Ontology design patterns to disambiguate relations between genes and gene products in GENIA

Robert Hoehndorf, Axel-Cyrille Ngonga Ngomo, Sampo Pyysalo, Tomoko Ohta, Anika Oellrich, Dietrich Rebholz-Schuhmann

Annotated reference corpora such as the GENIA corpus play an important role in biomedical information extraction. A semantic annotation of the natural language texts in these reference corpora using formal ontologies and logic is challenging due to the ambiguous use of natural language and natural language semantics. Providing formal definitions and axioms for these relations would offer the means for developing consistent and verifiable annotation guidelines and allow for the automatic verification of annotations as well as enabling the discovery of new information through deductive inferences.

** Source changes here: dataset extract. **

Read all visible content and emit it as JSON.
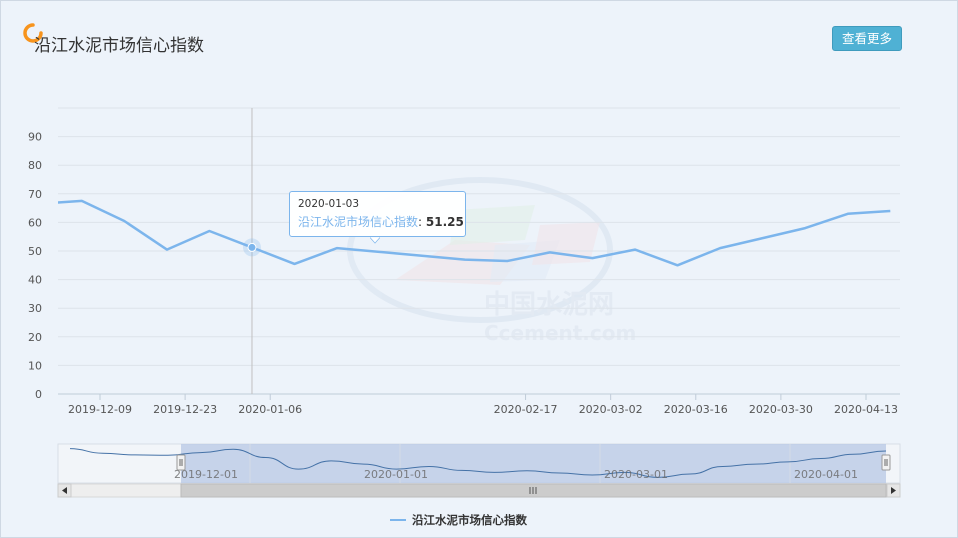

We developed a formal ontology of relations based on the relations used in the recent GENIA corpus annotations. For this purpose, we selected existing axiom systems based on the desired properties of the relations within the domain and provided new axioms for several relations. To apply this ontology of relations to these mantic annotation of natural language texts, we developed and implemented two ontology design patterns. We provide an implementation of the ontology of relations in the Web Ontology Language (OWL). By combining the implementation of the design patterns and that of the relation ontology, we also provide a software application to convert annotated GENIA abstracts into OWL ontologies. In this way, we make these ontologies amenable for automated verification, deductive inferences and other knowledge-based applications.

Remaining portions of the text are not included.